Doch weitere Hilfe ist schon da. Sechs Ausbilder der Feuerwehr, die an diesem Samstag im Landkreis an einem Seminar zum Thema Absturzsicherung teilgenommen haben, sind nun vor Ort. Sie klettern am Mast empor, sichern den Korb und trennen die Seile der Ballonhülle ab. Einer von ihnen klettert bis in den Korb und bleibt die ganze Zeit bei den Havarierten.

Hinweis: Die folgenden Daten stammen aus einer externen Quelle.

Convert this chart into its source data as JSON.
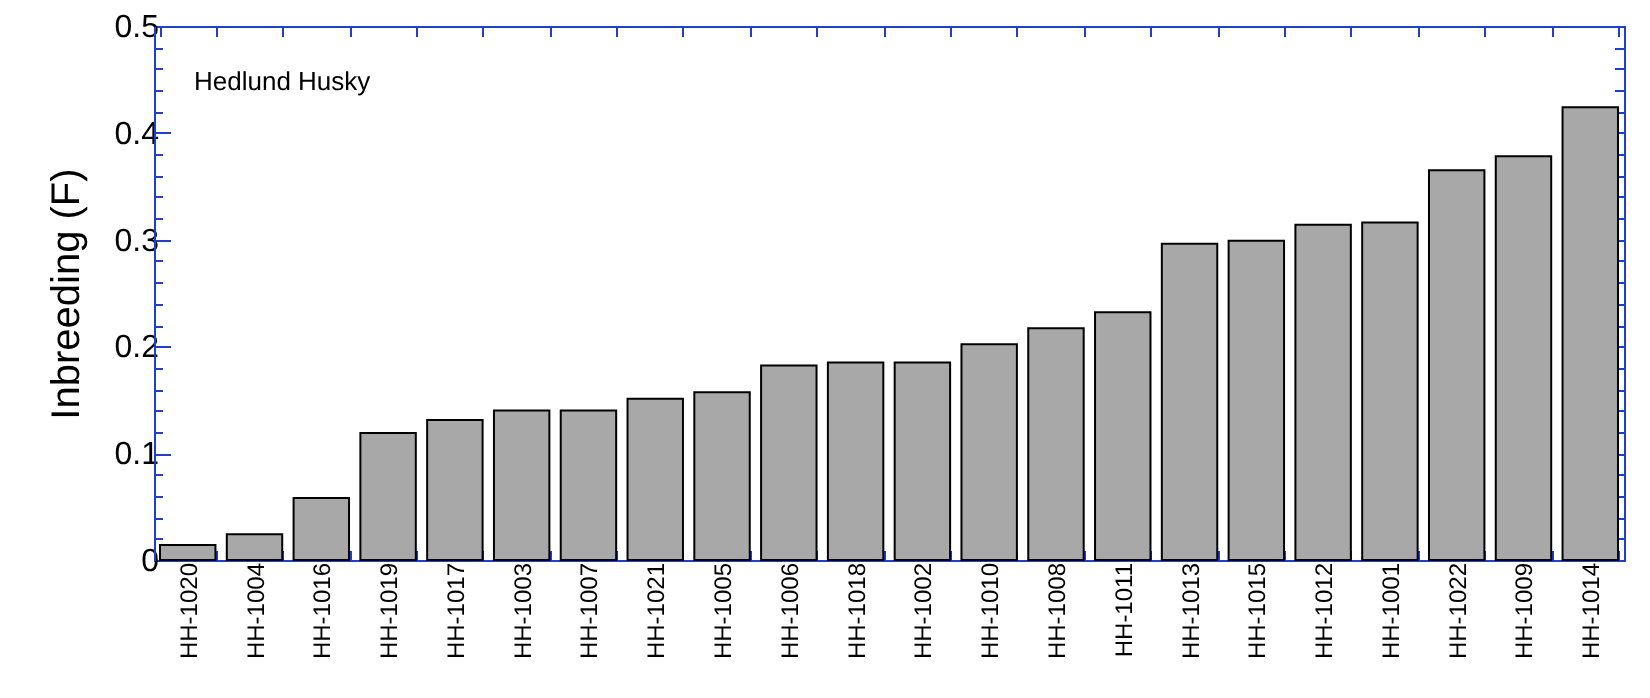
{
  "chart_data": {
    "type": "bar",
    "ylabel": "Inbreeding (F)",
    "annotations": [
      "Hedlund Husky"
    ],
    "categories": [
      "HH-1020",
      "HH-1004",
      "HH-1016",
      "HH-1019",
      "HH-1017",
      "HH-1003",
      "HH-1007",
      "HH-1021",
      "HH-1005",
      "HH-1006",
      "HH-1018",
      "HH-1002",
      "HH-1010",
      "HH-1008",
      "HH-1011",
      "HH-1013",
      "HH-1015",
      "HH-1012",
      "HH-1001",
      "HH-1022",
      "HH-1009",
      "HH-1014"
    ],
    "values": [
      0.014,
      0.024,
      0.058,
      0.119,
      0.131,
      0.14,
      0.14,
      0.151,
      0.157,
      0.182,
      0.185,
      0.185,
      0.202,
      0.217,
      0.232,
      0.296,
      0.299,
      0.314,
      0.316,
      0.365,
      0.378,
      0.424
    ],
    "color": "#a8a8a8",
    "ylim": [
      0,
      0.5
    ],
    "yticks": [
      0,
      0.1,
      0.2,
      0.3,
      0.4,
      0.5
    ],
    "grid": false
  }
}
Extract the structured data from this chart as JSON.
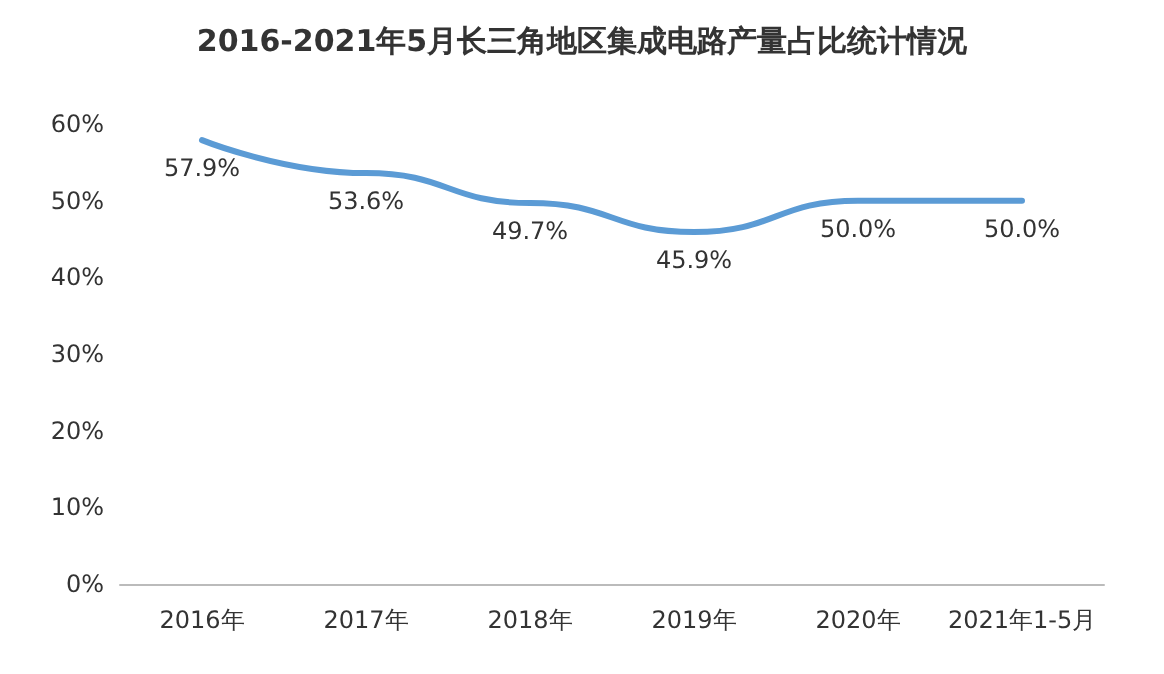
{
  "chart_data": {
    "type": "line",
    "title": "2016-2021年5月长三角地区集成电路产量占比统计情况",
    "categories": [
      "2016年",
      "2017年",
      "2018年",
      "2019年",
      "2020年",
      "2021年1-5月"
    ],
    "series": [
      {
        "color": "#5b9bd5",
        "values": [
          57.9,
          53.6,
          49.7,
          45.9,
          50.0,
          50.0
        ],
        "value_labels": [
          "57.9%",
          "53.6%",
          "49.7%",
          "45.9%",
          "50.0%",
          "50.0%"
        ]
      }
    ],
    "ylim": [
      0,
      60
    ],
    "yticks": [
      {
        "value": 0,
        "label": "0%"
      },
      {
        "value": 10,
        "label": "10%"
      },
      {
        "value": 20,
        "label": "20%"
      },
      {
        "value": 30,
        "label": "30%"
      },
      {
        "value": 40,
        "label": "40%"
      },
      {
        "value": 50,
        "label": "50%"
      },
      {
        "value": 60,
        "label": "60%"
      }
    ],
    "grid": false,
    "marker": "none",
    "line_style": "solid"
  }
}
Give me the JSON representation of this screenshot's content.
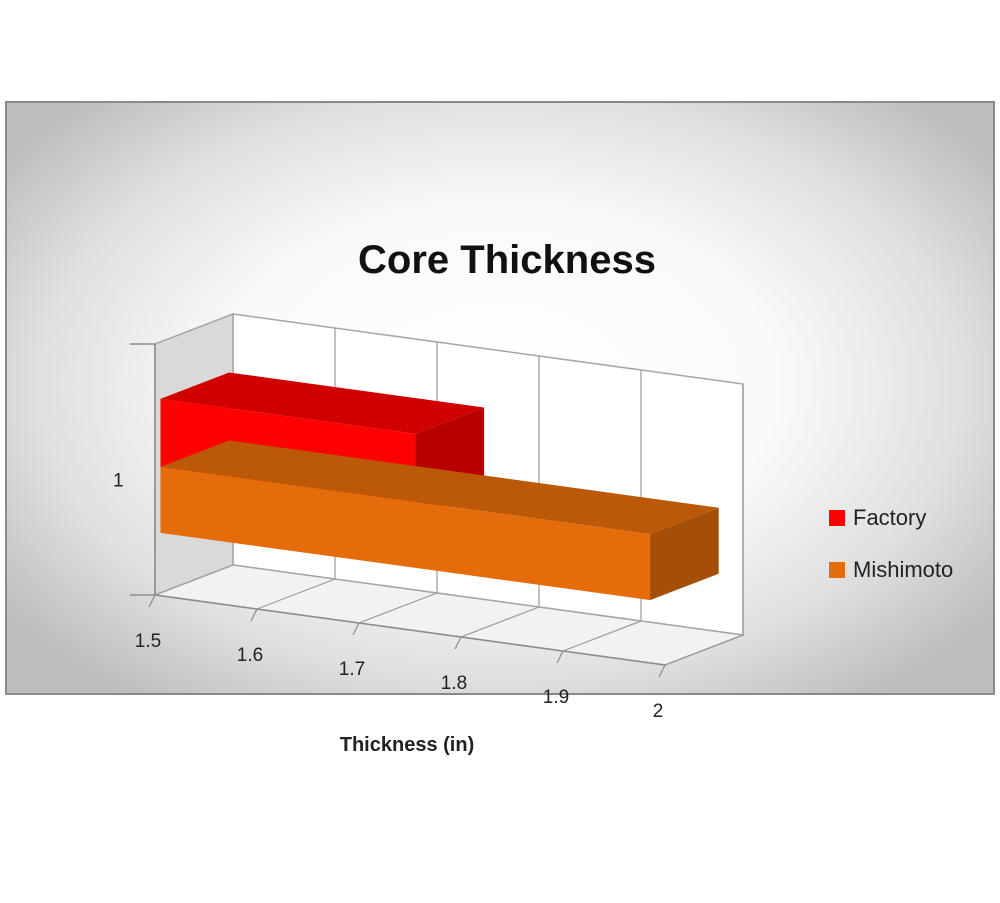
{
  "chart_data": {
    "type": "bar",
    "orientation": "horizontal",
    "style": "3d-clustered",
    "title": "Core Thickness",
    "xlabel": "Thickness (in)",
    "ylabel": "",
    "categories": [
      "1"
    ],
    "xlim": [
      1.5,
      2
    ],
    "x_ticks": [
      "1.5",
      "1.6",
      "1.7",
      "1.8",
      "1.9",
      "2"
    ],
    "grid": true,
    "legend_position": "right",
    "series": [
      {
        "name": "Factory",
        "values": [
          1.75
        ],
        "color": "#ff0000"
      },
      {
        "name": "Mishimoto",
        "values": [
          1.98
        ],
        "color": "#e46c0a"
      }
    ]
  }
}
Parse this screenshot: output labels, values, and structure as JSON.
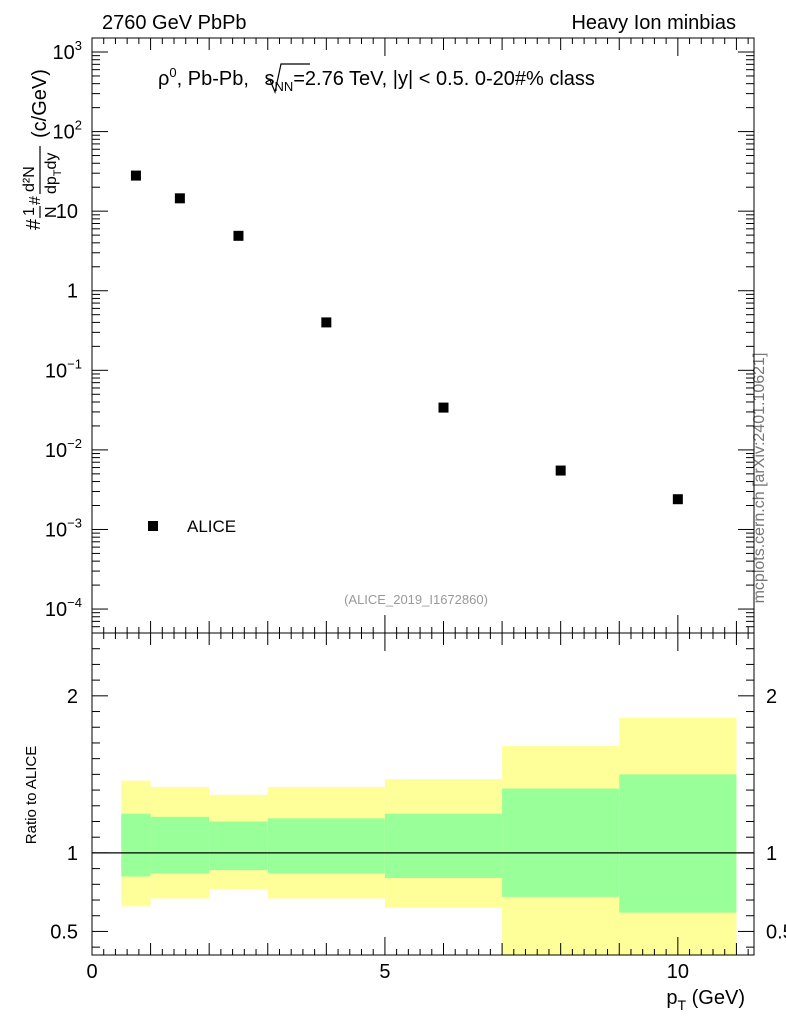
{
  "header": {
    "left": "2760 GeV PbPb",
    "right": "Heavy Ion minbias"
  },
  "side_label": "mcplots.cern.ch [arXiv:2401.10621]",
  "chart_data": [
    {
      "type": "scatter",
      "panel": "main",
      "title_prefix": "ρ",
      "title_sup": "0",
      "title_mid": ", Pb-Pb, ",
      "title_sqrt": "s",
      "title_sub": "NN",
      "title_suffix": "=2.76 TeV, |y| < 0.5. 0-20#% class",
      "ylabel": "#frac{1}{N}#frac{d²N}{dp_{T}dy} (c/GeV)",
      "ylabel_parts": {
        "hash": "#",
        "one": "1",
        "N": "N",
        "hash2": "#",
        "num": "d²N",
        "den_dp": "dp",
        "den_T": "T",
        "den_dy": "dy",
        "units": "(c/GeV)"
      },
      "yscale": "log",
      "ylim": [
        5e-05,
        1500
      ],
      "xlim": [
        0,
        11.3
      ],
      "y_tick_labels": [
        {
          "base": "10",
          "exp": "3",
          "value": 1000
        },
        {
          "base": "10",
          "exp": "2",
          "value": 100
        },
        {
          "base": "10",
          "exp": "",
          "value": 10
        },
        {
          "base": "1",
          "exp": "",
          "value": 1
        },
        {
          "base": "10",
          "exp": "−1",
          "value": 0.1
        },
        {
          "base": "10",
          "exp": "−2",
          "value": 0.01
        },
        {
          "base": "10",
          "exp": "−3",
          "value": 0.001
        },
        {
          "base": "10",
          "exp": "−4",
          "value": 0.0001
        }
      ],
      "series": [
        {
          "name": "ALICE",
          "x": [
            0.75,
            1.5,
            2.5,
            4.0,
            6.0,
            8.0,
            10.0
          ],
          "y": [
            28,
            14.5,
            4.9,
            0.4,
            0.034,
            0.0055,
            0.0024
          ]
        }
      ],
      "legend": {
        "label": "ALICE",
        "placement": "bottom-left"
      },
      "watermark": "(ALICE_2019_I1672860)"
    },
    {
      "type": "area",
      "panel": "ratio",
      "ylabel": "Ratio to ALICE",
      "xlabel_main": "p",
      "xlabel_sub": "T",
      "xlabel_units": " (GeV)",
      "xlim": [
        0,
        11.3
      ],
      "ylim": [
        0.35,
        2.4
      ],
      "x_tick_labels": [
        "0",
        "5",
        "10"
      ],
      "x_tick_values": [
        0,
        5,
        10
      ],
      "y_tick_labels": [
        "0.5",
        "1",
        "2"
      ],
      "y_tick_values": [
        0.5,
        1,
        2
      ],
      "reference_line": 1,
      "bins": [
        {
          "x0": 0.5,
          "x1": 1.0,
          "inner": [
            0.85,
            1.25
          ],
          "outer": [
            0.66,
            1.46
          ]
        },
        {
          "x0": 1.0,
          "x1": 2.0,
          "inner": [
            0.87,
            1.23
          ],
          "outer": [
            0.71,
            1.42
          ]
        },
        {
          "x0": 2.0,
          "x1": 3.0,
          "inner": [
            0.89,
            1.2
          ],
          "outer": [
            0.77,
            1.37
          ]
        },
        {
          "x0": 3.0,
          "x1": 5.0,
          "inner": [
            0.87,
            1.22
          ],
          "outer": [
            0.71,
            1.42
          ]
        },
        {
          "x0": 5.0,
          "x1": 7.0,
          "inner": [
            0.84,
            1.25
          ],
          "outer": [
            0.65,
            1.47
          ]
        },
        {
          "x0": 7.0,
          "x1": 9.0,
          "inner": [
            0.72,
            1.41
          ],
          "outer": [
            0.35,
            1.68
          ]
        },
        {
          "x0": 9.0,
          "x1": 11.0,
          "inner": [
            0.62,
            1.5
          ],
          "outer": [
            0.35,
            1.86
          ]
        }
      ],
      "colors": {
        "inner": "#99ff99",
        "outer": "#ffff99",
        "line": "#000000"
      }
    }
  ]
}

Mittlerweile geht die Sonne unter und die rot-goldenen Fetzen des Ballons flattern im starken Wind. Dann trifft endlich der Polizeihubschrauber mit den Wiesbadener Höhenrettern ein. Nach einer kurzen Lagebesprechung ist es gegen 21 Uhr so weit: Der Polizeihubschrauber nähert sich dem Sendemast. An dem Seil einer Außenwinde baumelt ein Retter. Der Krach des Hubschraubers ist ohrenbetäubend. Der Retter wird mehrmals hin- und hergeschleudert, bis er schließlich in den Korb gelangt. Dort sichert er Denis Michel mit einer Rettungsweste, umfasst den 42-Jährigen und gibt den Kollegen im Hubschrauber ein Zeichen: Noch während die Seilwinde die beiden Männer nach oben zieht, bewegt sich der Hubschrauber vom Sendemast weg. Geschafft!